Gemcitabine + Cisplatin regimens are still frequently used in clinical practice.
For patients with microscopically positive margins (R1), adjuvant chemoradiotherapy may be considered after a course of adjuvant chemotherapy, as per ASCO guidelines.

Neoadjuvant Therapy in Gallbladder Cancer

Role and Rationale:
- Not well defined; currently, no level I evidence guiding decisions.
- Rationale includes:
  - Downstaging of the primary tumor.
  - In vivo test of chemosensitivity.
  - Immediate treatment of micrometastatic disease.
  - Optimizing patient selection for re-resection.
  - Potentially sparing patients from radical resection if the disease proves particularly aggressive.
Risks and Considerations:
- Risk of progression during therapy.
- Decreased functional status due to toxicity, affecting surgical candidacy.
NCCN Guidelines:
- Consideration of neoadjuvant therapy after incidental gallbladder cancer finding if there is evidence of locoregional advanced disease (e.g., large mass invading liver, nodal disease).
- Goal is to rule out rapid progression and avoid futile surgery.
- Acknowledgment of limited data to define a standard regimen or definitive benefit.
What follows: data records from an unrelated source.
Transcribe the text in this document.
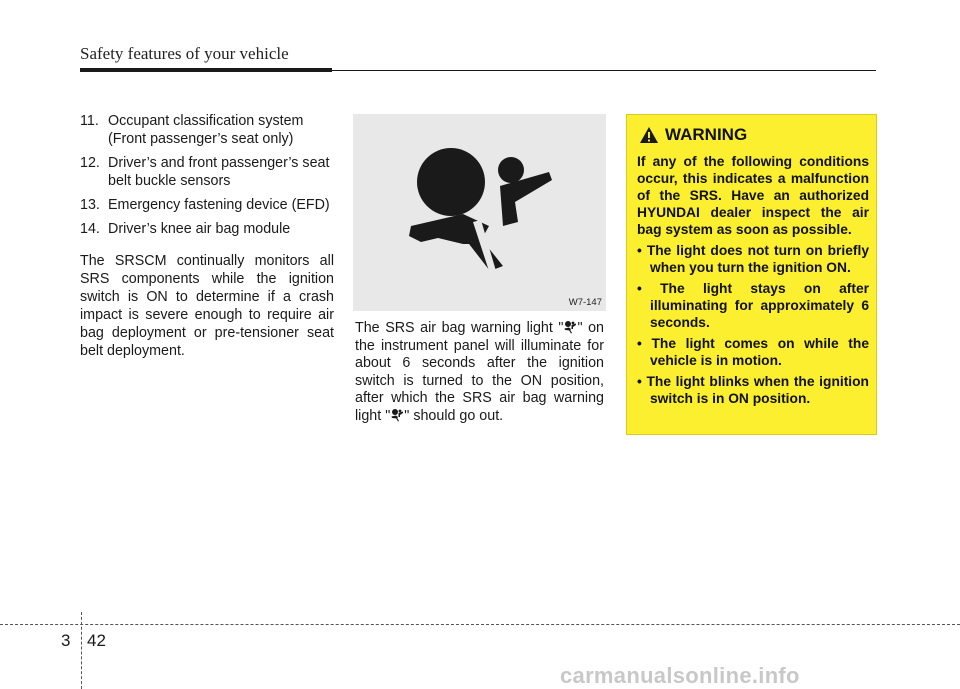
Safety features of your vehicle
11. Occupant classification system (Front passenger’s seat only)
12. Driver’s and front passenger’s seat belt buckle sensors
13. Emergency fastening device (EFD)
14. Driver’s knee air bag module
The SRSCM continually monitors all SRS components while the ignition switch is ON to determine if a crash impact is severe enough to require air bag deployment or pre-tensioner seat belt deployment.
W7-147
The SRS air bag warning light " " on the instrument panel will illuminate for about 6 seconds after the ignition switch is turned to the ON position, after which the SRS air bag warning light " " should go out.
WARNING
If any of the following conditions occur, this indicates a malfunction of the SRS. Have an authorized HYUNDAI dealer inspect the air bag system as soon as possible.
• The light does not turn on briefly when you turn the ignition ON.
• The light stays on after illuminating for approximately 6 seconds.
• The light comes on while the vehicle is in motion.
• The light blinks when the ignition switch is in ON position.
3 42
carmanualsonline.info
Targeted Therapy in Gallbladder Cancer

Genetic Alterations:
- Tp53 mutation: Most common, occurring in approximately 55% of gallbladder cancers.
- CDKN2A mutation: Present in 26%.
- HER2/neu mutation: Found in 15%.
- ERBB2 mutation: Detected in 12%.
- Other genes involved include Kras, ARID1A, PBRM1, PIK3CA, BAP1, and SMAD4.
Current Status:
- Targeted therapy is not yet standard practice for gallbladder cancer.
- Efficacy has been shown in smaller studies, and it is being investigated in multiple ongoing RCTs.
Examples of Targeted Therapy:
- HER2/neu-directed therapy:
  - Javle et al.: Retrospective review of patients with advanced gallbladder cancer and cholangiocarcinoma.
  - Patients received trastuzumab, lapatinib, or pertuzumab.
  - Outcomes in gallbladder cancer patients: 3 had disease stability, 4 had partial response, and 1 had complete response.
- ERBB2/ERBB3 Mutations:
  - Li et al.: Whole genome sequencing on 157 patients and functional experiments on gallbladder cancer cell lines.
  - Sapitinib, an ERBB3 tyrosine kinase inhibitor, showed significant inhibition of tumor growth in cells with mutant ERBB2/ERBB3.
  - PD-1 upregulation in cancers with these mutations.
  - Combination therapy with anti-PDL1 and anti-ERBB showed enhanced reduction in cell viability (70%) compared to single-agent therapy.
- EGFR and ERBB2 Interaction:
  - Iyer et al.: Co-immunoprecipitation studies in gallbladder cancer cell lines.
  - Findings suggest that ERBB2 requires EGFR for activation.
  - Downregulation of EGFR may suppress ERBB2 functionality, offering a potential therapeutic target.
  - Kras mutation (especially on codon 12) may confer resistance to anti-EGFR therapy, similar to findings in colon cancer.

Surveillance After Radical Resection for Gallbladder Cancer

Lack of Specific Data:
- There are no definitive data to support a specific surveillance schedule following radical resection for gallbladder cancer.
- High rates of recurrence, especially distant recurrence, underscore the need for surveillance.
NCCN Guidelines:
- Recommend following the surveillance schedule from the BILCAP trial:
  - Imaging of chest, abdomen, and pelvis every 3 to 6 months for the first 2 years.
  - Then, every 6 to 12 months for up to 5 years.
  - Surveillance may be adjusted based on clinical indications.